Australian geographer (1931–2022)

Malcolm Ian Logan (3 June 1931 – 17 September 2022) was an Australian geographer and university administrator. He served as Vice-Chancellor of Monash University from 1987 to 1996.

Logan grew up in country New South Wales, attending secondary school in the remote town of Tamworth. He moved to Sydney to complete an honours degree in geography at the University of Sydney, which he finished in 1951. After spending some time as a teacher in secondary schools, he returned to Sydney to complete his PhD and take up a position as Professor of Geography and Urban Planning. He then spent time at a range of universities overseas, living in the US and Nigeria. Later in his career, he became involved in both the World Bank and the OECD as an adviser on urban planning.

In 1971, Sir Louis Matheson, then vice-chancellor of Monash University, invited Logan to take up a professorship the university. Although Logan knew little about Monash at the time, he wanted to return to Australia and chose the university because it seemed "the liveliest and brightest place". Once there, he quickly rose through the administrative ranks, first as pro vice-chancellor and then, in 1987, he was appointed vice-chancellor.

His leadership at Monash marked the most drastic expansion of a university in Australian history. Prompted by the Dawkins reforms, Logan aggressively pursued Monash's takeover of a number of tertiary institutions. He was attracted to the notion of a "multiversity", similar to big state universities in the US such as the University of California and the University of Wisconsin–Madison. Monash went from one campus in Clayton with 20,000 students, to six Victorian campuses with 40,000 students. Through Logan's close personal relationships with members of the Hawke and Keating governments, he was able to obtain hundreds of millions of dollars in grants to develop the new campuses.
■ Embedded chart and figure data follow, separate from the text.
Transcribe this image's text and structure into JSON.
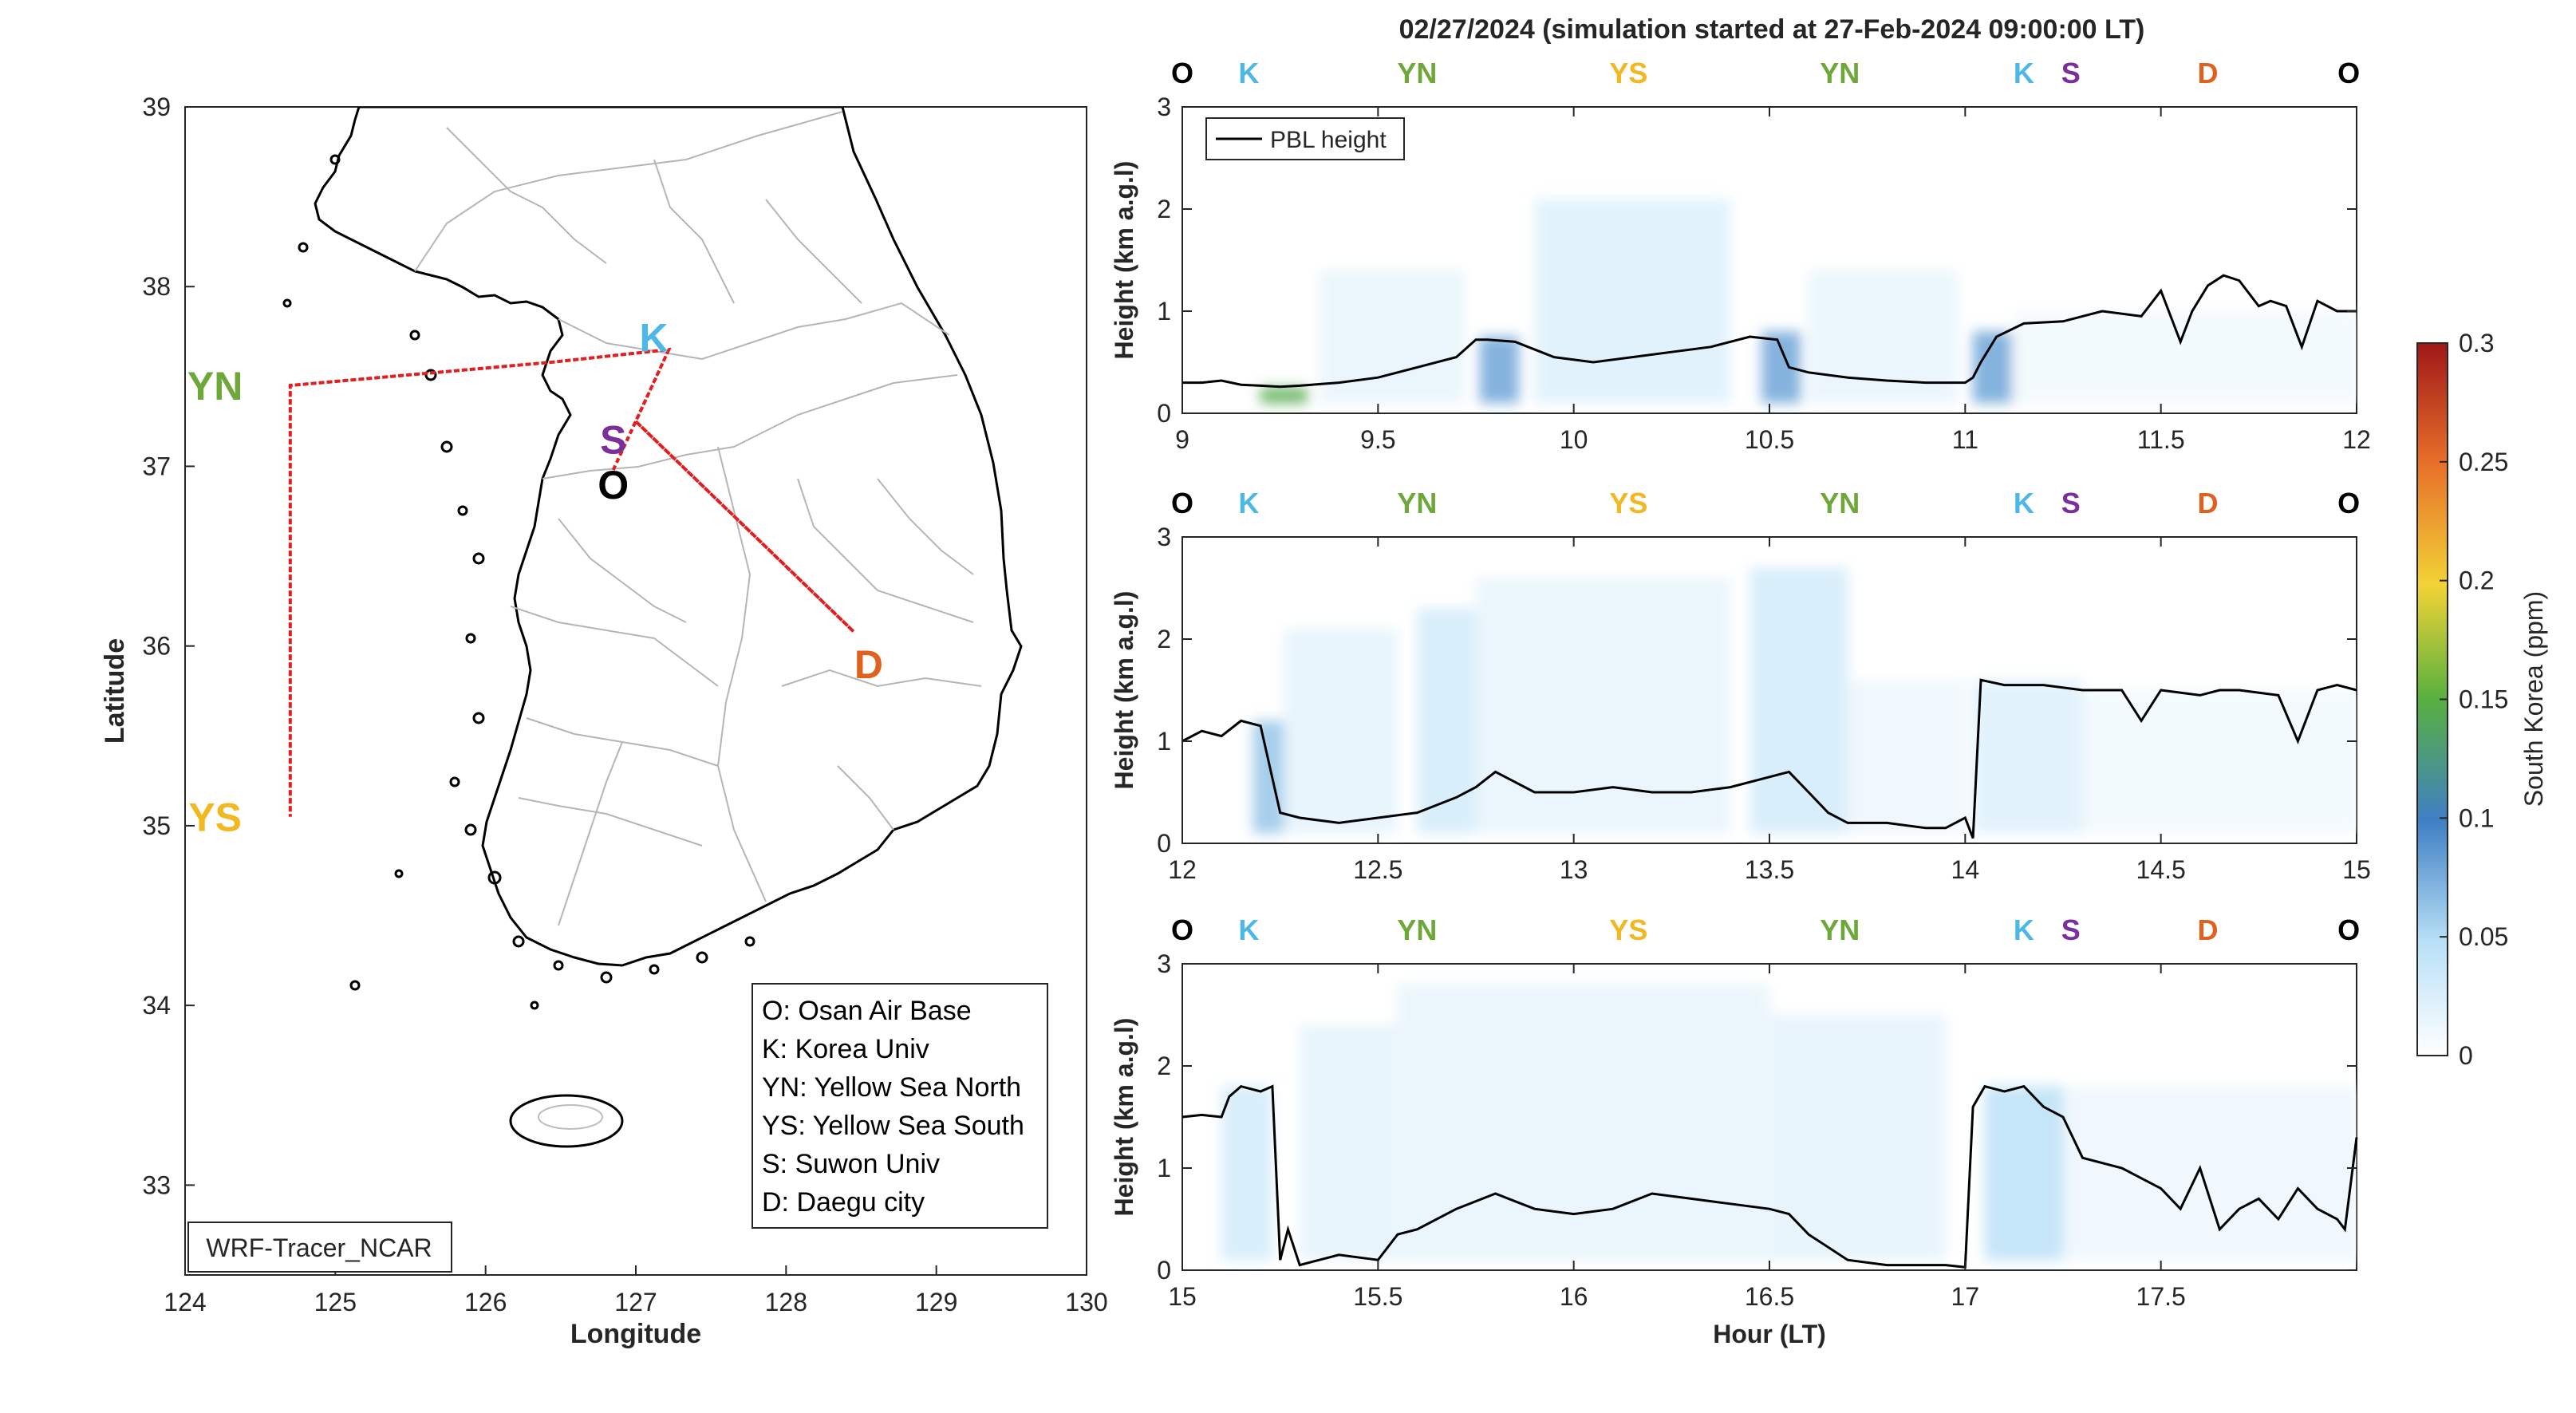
{
  "title": "02/27/2024 (simulation started at 27-Feb-2024 09:00:00 LT)",
  "colors": {
    "O": "#000000",
    "K": "#4db8e8",
    "S": "#7a2f9a",
    "YN": "#6fa83a",
    "YS": "#f2b822",
    "D": "#e06020",
    "pbl": "#000000",
    "route": "#e02020",
    "axis": "#262626"
  },
  "chart_data": [
    {
      "type": "map",
      "xlabel": "Longitude",
      "ylabel": "Latitude",
      "xlim": [
        124,
        130
      ],
      "ylim": [
        32.5,
        39
      ],
      "xticks": [
        "124",
        "125",
        "126",
        "127",
        "128",
        "129",
        "130"
      ],
      "yticks": [
        "33",
        "34",
        "35",
        "36",
        "37",
        "38",
        "39"
      ],
      "sites": [
        {
          "code": "O",
          "lon": 126.85,
          "lat": 36.9
        },
        {
          "code": "K",
          "lon": 127.12,
          "lat": 37.72
        },
        {
          "code": "S",
          "lon": 126.85,
          "lat": 37.15
        },
        {
          "code": "YN",
          "lon": 124.2,
          "lat": 37.45
        },
        {
          "code": "YS",
          "lon": 124.2,
          "lat": 35.05
        },
        {
          "code": "D",
          "lon": 128.55,
          "lat": 35.9
        }
      ],
      "route": [
        {
          "lon": 126.85,
          "lat": 36.98
        },
        {
          "lon": 127.22,
          "lat": 37.65
        },
        {
          "lon": 126.45,
          "lat": 37.58
        },
        {
          "lon": 124.7,
          "lat": 37.45
        },
        {
          "lon": 124.7,
          "lat": 35.05
        },
        {
          "lon": 124.7,
          "lat": 37.45
        },
        {
          "lon": 126.45,
          "lat": 37.58
        },
        {
          "lon": 127.22,
          "lat": 37.65
        },
        {
          "lon": 127.0,
          "lat": 37.25
        },
        {
          "lon": 128.45,
          "lat": 36.08
        },
        {
          "lon": 127.0,
          "lat": 37.25
        },
        {
          "lon": 126.85,
          "lat": 36.98
        }
      ],
      "legend": [
        "O: Osan Air Base",
        "K: Korea Univ",
        "YN: Yellow Sea North",
        "YS: Yellow Sea South",
        "S: Suwon Univ",
        "D: Daegu city"
      ],
      "model_label": "WRF-Tracer_NCAR"
    },
    {
      "type": "line",
      "xlim": [
        9,
        12
      ],
      "ylim": [
        0,
        3
      ],
      "xticks": [
        "9",
        "9.5",
        "10",
        "10.5",
        "11",
        "11.5",
        "12"
      ],
      "yticks": [
        "0",
        "1",
        "2",
        "3"
      ],
      "ylabel": "Height (km a.g.l)",
      "xlabel": "",
      "legend": "PBL height",
      "route_labels": [
        {
          "code": "O",
          "x": 9.0
        },
        {
          "code": "K",
          "x": 9.17
        },
        {
          "code": "YN",
          "x": 9.6
        },
        {
          "code": "YS",
          "x": 10.14
        },
        {
          "code": "YN",
          "x": 10.68
        },
        {
          "code": "K",
          "x": 11.15
        },
        {
          "code": "S",
          "x": 11.27
        },
        {
          "code": "D",
          "x": 11.62
        },
        {
          "code": "O",
          "x": 11.98
        }
      ],
      "pbl": {
        "x": [
          9.0,
          9.05,
          9.1,
          9.15,
          9.2,
          9.25,
          9.3,
          9.4,
          9.5,
          9.6,
          9.7,
          9.75,
          9.78,
          9.85,
          9.95,
          10.05,
          10.15,
          10.25,
          10.35,
          10.45,
          10.52,
          10.55,
          10.6,
          10.7,
          10.8,
          10.9,
          11.0,
          11.02,
          11.04,
          11.08,
          11.15,
          11.25,
          11.35,
          11.45,
          11.5,
          11.55,
          11.58,
          11.62,
          11.66,
          11.7,
          11.75,
          11.78,
          11.82,
          11.86,
          11.9,
          11.95,
          12.0
        ],
        "y": [
          0.3,
          0.3,
          0.32,
          0.28,
          0.27,
          0.26,
          0.27,
          0.3,
          0.35,
          0.45,
          0.55,
          0.72,
          0.72,
          0.7,
          0.55,
          0.5,
          0.55,
          0.6,
          0.65,
          0.75,
          0.72,
          0.45,
          0.4,
          0.35,
          0.32,
          0.3,
          0.3,
          0.35,
          0.5,
          0.75,
          0.88,
          0.9,
          1.0,
          0.95,
          1.2,
          0.7,
          1.0,
          1.25,
          1.35,
          1.3,
          1.05,
          1.1,
          1.05,
          0.65,
          1.1,
          1.0,
          1.0
        ]
      },
      "tracer_bands": [
        {
          "x0": 9.2,
          "x1": 9.32,
          "y1": 0.25,
          "value": 0.09
        },
        {
          "x0": 9.35,
          "x1": 9.72,
          "y1": 1.4,
          "value": 0.01
        },
        {
          "x0": 9.76,
          "x1": 9.86,
          "y1": 0.75,
          "value": 0.05
        },
        {
          "x0": 9.9,
          "x1": 10.4,
          "y1": 2.1,
          "value": 0.015
        },
        {
          "x0": 10.48,
          "x1": 10.58,
          "y1": 0.8,
          "value": 0.05
        },
        {
          "x0": 10.6,
          "x1": 10.98,
          "y1": 1.4,
          "value": 0.01
        },
        {
          "x0": 11.02,
          "x1": 11.12,
          "y1": 0.8,
          "value": 0.05
        },
        {
          "x0": 11.12,
          "x1": 12.0,
          "y1": 1.0,
          "value": 0.006
        }
      ]
    },
    {
      "type": "line",
      "xlim": [
        12,
        15
      ],
      "ylim": [
        0,
        3
      ],
      "xticks": [
        "12",
        "12.5",
        "13",
        "13.5",
        "14",
        "14.5",
        "15"
      ],
      "yticks": [
        "0",
        "1",
        "2",
        "3"
      ],
      "ylabel": "Height (km a.g.l)",
      "xlabel": "",
      "route_labels": [
        {
          "code": "O",
          "x": 12.0
        },
        {
          "code": "K",
          "x": 12.17
        },
        {
          "code": "YN",
          "x": 12.6
        },
        {
          "code": "YS",
          "x": 13.14
        },
        {
          "code": "YN",
          "x": 13.68
        },
        {
          "code": "K",
          "x": 14.15
        },
        {
          "code": "S",
          "x": 14.27
        },
        {
          "code": "D",
          "x": 14.62
        },
        {
          "code": "O",
          "x": 14.98
        }
      ],
      "pbl": {
        "x": [
          12.0,
          12.05,
          12.1,
          12.15,
          12.2,
          12.25,
          12.3,
          12.4,
          12.5,
          12.6,
          12.7,
          12.75,
          12.8,
          12.85,
          12.9,
          13.0,
          13.1,
          13.2,
          13.3,
          13.4,
          13.5,
          13.55,
          13.6,
          13.65,
          13.7,
          13.8,
          13.9,
          13.95,
          14.0,
          14.02,
          14.04,
          14.1,
          14.2,
          14.3,
          14.4,
          14.45,
          14.5,
          14.6,
          14.65,
          14.7,
          14.8,
          14.85,
          14.9,
          14.95,
          15.0
        ],
        "y": [
          1.0,
          1.1,
          1.05,
          1.2,
          1.15,
          0.3,
          0.25,
          0.2,
          0.25,
          0.3,
          0.45,
          0.55,
          0.7,
          0.6,
          0.5,
          0.5,
          0.55,
          0.5,
          0.5,
          0.55,
          0.65,
          0.7,
          0.5,
          0.3,
          0.2,
          0.2,
          0.15,
          0.15,
          0.25,
          0.05,
          1.6,
          1.55,
          1.55,
          1.5,
          1.5,
          1.2,
          1.5,
          1.45,
          1.5,
          1.5,
          1.45,
          1.0,
          1.5,
          1.55,
          1.5
        ]
      },
      "tracer_bands": [
        {
          "x0": 12.18,
          "x1": 12.26,
          "y1": 1.2,
          "value": 0.04
        },
        {
          "x0": 12.26,
          "x1": 12.55,
          "y1": 2.1,
          "value": 0.012
        },
        {
          "x0": 12.6,
          "x1": 12.75,
          "y1": 2.3,
          "value": 0.02
        },
        {
          "x0": 12.75,
          "x1": 13.4,
          "y1": 2.6,
          "value": 0.01
        },
        {
          "x0": 13.45,
          "x1": 13.7,
          "y1": 2.7,
          "value": 0.02
        },
        {
          "x0": 13.7,
          "x1": 14.0,
          "y1": 1.6,
          "value": 0.008
        },
        {
          "x0": 14.02,
          "x1": 14.3,
          "y1": 1.6,
          "value": 0.015
        },
        {
          "x0": 14.3,
          "x1": 15.0,
          "y1": 1.5,
          "value": 0.006
        }
      ]
    },
    {
      "type": "line",
      "xlim": [
        15,
        18
      ],
      "ylim": [
        0,
        3
      ],
      "xticks": [
        "15",
        "15.5",
        "16",
        "16.5",
        "17",
        "17.5"
      ],
      "yticks": [
        "0",
        "1",
        "2",
        "3"
      ],
      "ylabel": "Height (km a.g.l)",
      "xlabel": "Hour (LT)",
      "route_labels": [
        {
          "code": "O",
          "x": 15.0
        },
        {
          "code": "K",
          "x": 15.17
        },
        {
          "code": "YN",
          "x": 15.6
        },
        {
          "code": "YS",
          "x": 16.14
        },
        {
          "code": "YN",
          "x": 16.68
        },
        {
          "code": "K",
          "x": 17.15
        },
        {
          "code": "S",
          "x": 17.27
        },
        {
          "code": "D",
          "x": 17.62
        },
        {
          "code": "O",
          "x": 17.98
        }
      ],
      "pbl": {
        "x": [
          15.0,
          15.05,
          15.1,
          15.12,
          15.15,
          15.2,
          15.23,
          15.25,
          15.27,
          15.3,
          15.35,
          15.4,
          15.5,
          15.55,
          15.6,
          15.7,
          15.8,
          15.9,
          16.0,
          16.1,
          16.2,
          16.3,
          16.4,
          16.5,
          16.55,
          16.6,
          16.7,
          16.8,
          16.9,
          16.95,
          17.0,
          17.02,
          17.05,
          17.1,
          17.15,
          17.2,
          17.25,
          17.3,
          17.4,
          17.5,
          17.55,
          17.6,
          17.65,
          17.7,
          17.75,
          17.8,
          17.85,
          17.9,
          17.95,
          17.97,
          18.0
        ],
        "y": [
          1.5,
          1.52,
          1.5,
          1.7,
          1.8,
          1.75,
          1.8,
          0.1,
          0.4,
          0.05,
          0.1,
          0.15,
          0.1,
          0.35,
          0.4,
          0.6,
          0.75,
          0.6,
          0.55,
          0.6,
          0.75,
          0.7,
          0.65,
          0.6,
          0.55,
          0.35,
          0.1,
          0.05,
          0.05,
          0.05,
          0.03,
          1.6,
          1.8,
          1.75,
          1.8,
          1.6,
          1.5,
          1.1,
          1.0,
          0.8,
          0.6,
          1.0,
          0.4,
          0.6,
          0.7,
          0.5,
          0.8,
          0.6,
          0.5,
          0.4,
          1.3
        ]
      },
      "tracer_bands": [
        {
          "x0": 15.1,
          "x1": 15.23,
          "y1": 1.8,
          "value": 0.02
        },
        {
          "x0": 15.3,
          "x1": 15.55,
          "y1": 2.4,
          "value": 0.012
        },
        {
          "x0": 15.55,
          "x1": 16.5,
          "y1": 2.8,
          "value": 0.01
        },
        {
          "x0": 16.5,
          "x1": 16.95,
          "y1": 2.5,
          "value": 0.012
        },
        {
          "x0": 17.05,
          "x1": 17.25,
          "y1": 1.8,
          "value": 0.03
        },
        {
          "x0": 17.25,
          "x1": 18.0,
          "y1": 1.8,
          "value": 0.008
        }
      ]
    },
    {
      "type": "heatmap",
      "colorbar_label": "South Korea (ppm)",
      "clim": [
        0,
        0.3
      ],
      "ticks": [
        "0",
        "0.05",
        "0.1",
        "0.15",
        "0.2",
        "0.25",
        "0.3"
      ],
      "colormap": [
        "#ffffff",
        "#b8e0f7",
        "#3f7fc4",
        "#58b040",
        "#f2d335",
        "#e8702a",
        "#9e1818"
      ]
    }
  ]
}
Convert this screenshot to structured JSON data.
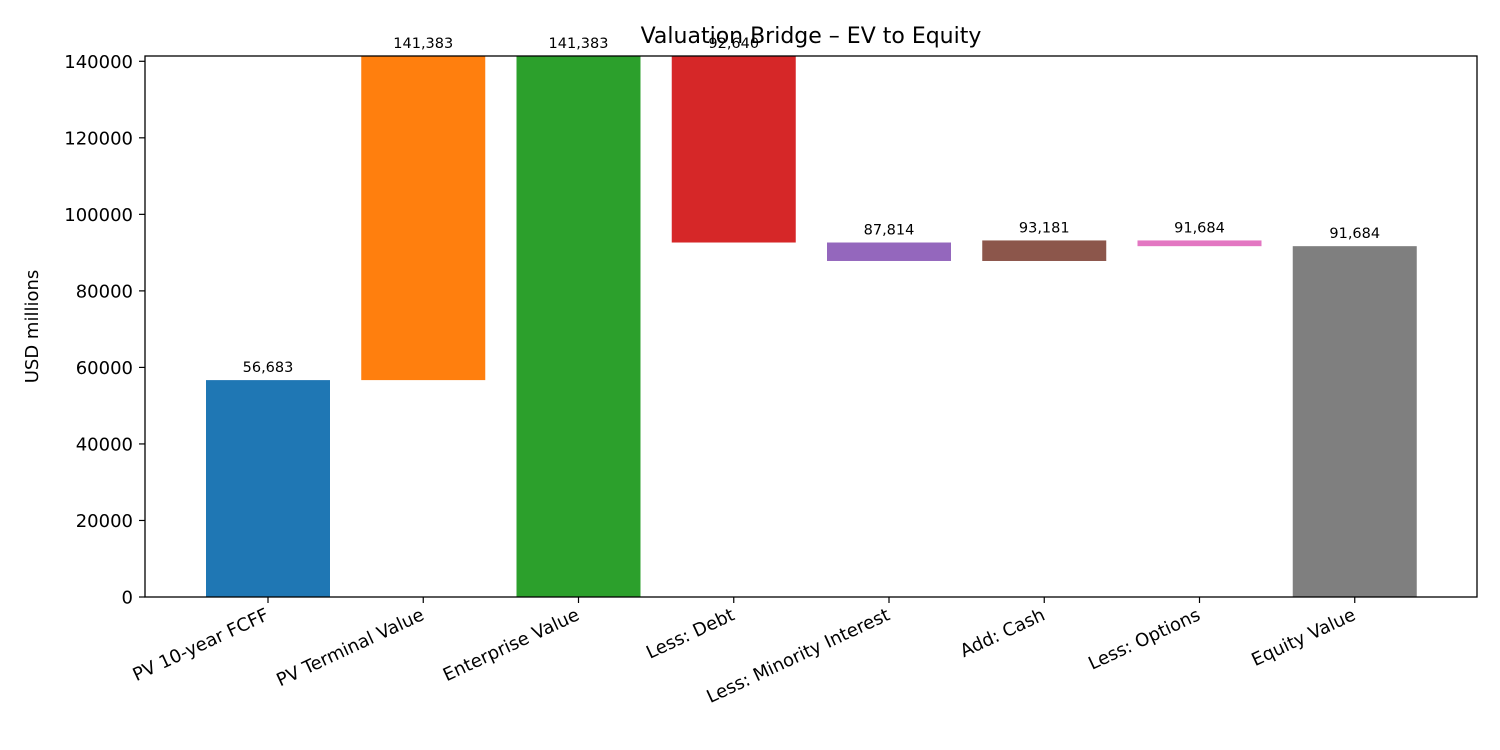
{
  "chart_data": {
    "type": "bar",
    "subtype": "waterfall",
    "title": "Valuation Bridge – EV to Equity",
    "xlabel": "",
    "ylabel": "USD millions",
    "ylim": [
      0,
      141383
    ],
    "yticks": [
      0,
      20000,
      40000,
      60000,
      80000,
      100000,
      120000,
      140000
    ],
    "ytick_labels": [
      "0",
      "20000",
      "40000",
      "60000",
      "80000",
      "100000",
      "120000",
      "140000"
    ],
    "grid": false,
    "legend": "none",
    "categories": [
      "PV 10-year FCFF",
      "PV Terminal Value",
      "Enterprise Value",
      "Less: Debt",
      "Less: Minority Interest",
      "Add: Cash",
      "Less: Options",
      "Equity Value"
    ],
    "bars": [
      {
        "category": "PV 10-year FCFF",
        "bottom": 0,
        "top": 56683,
        "label": "56,683",
        "color": "#1f77b4"
      },
      {
        "category": "PV Terminal Value",
        "bottom": 56683,
        "top": 141383,
        "label": "141,383",
        "color": "#ff7f0e"
      },
      {
        "category": "Enterprise Value",
        "bottom": 0,
        "top": 141383,
        "label": "141,383",
        "color": "#2ca02c"
      },
      {
        "category": "Less: Debt",
        "bottom": 92640,
        "top": 141383,
        "label": "92,640",
        "color": "#d62728"
      },
      {
        "category": "Less: Minority Interest",
        "bottom": 87814,
        "top": 92640,
        "label": "87,814",
        "color": "#9467bd"
      },
      {
        "category": "Add: Cash",
        "bottom": 87814,
        "top": 93181,
        "label": "93,181",
        "color": "#8c564b"
      },
      {
        "category": "Less: Options",
        "bottom": 91684,
        "top": 93181,
        "label": "91,684",
        "color": "#e377c2"
      },
      {
        "category": "Equity Value",
        "bottom": 0,
        "top": 91684,
        "label": "91,684",
        "color": "#7f7f7f"
      }
    ]
  }
}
Logan argued that Australia's future lay in Asia. Consequently, he established a Monash teaching presence in Malaysia, Hong Kong, Singapore, Indonesia and Laos. He also oversaw the considerable increase in international students at Monash, particularly from Asia. He established the university's link with the Sunway Group, a relationship which led to the establishment of a Monash Malaysia Campus in 1998. With the increased inflow of international students, Monash's income increased dramatically, such that its annual reports were often discussed in financial newspapers. Reportedly, Logan was fond of citing the fact that Monash's annual budget was greater than the state of Tasmania's.

Logan retired in 1996. In that year's Australia Day Honours List he was appointed a Companion of the Order of Australia (AC), the highest honour which can be awarded to an Australian citizen, "for service to education, business and the arts, particularly through raising international awareness of Australian higher education services, and for promoting cooperation between countries".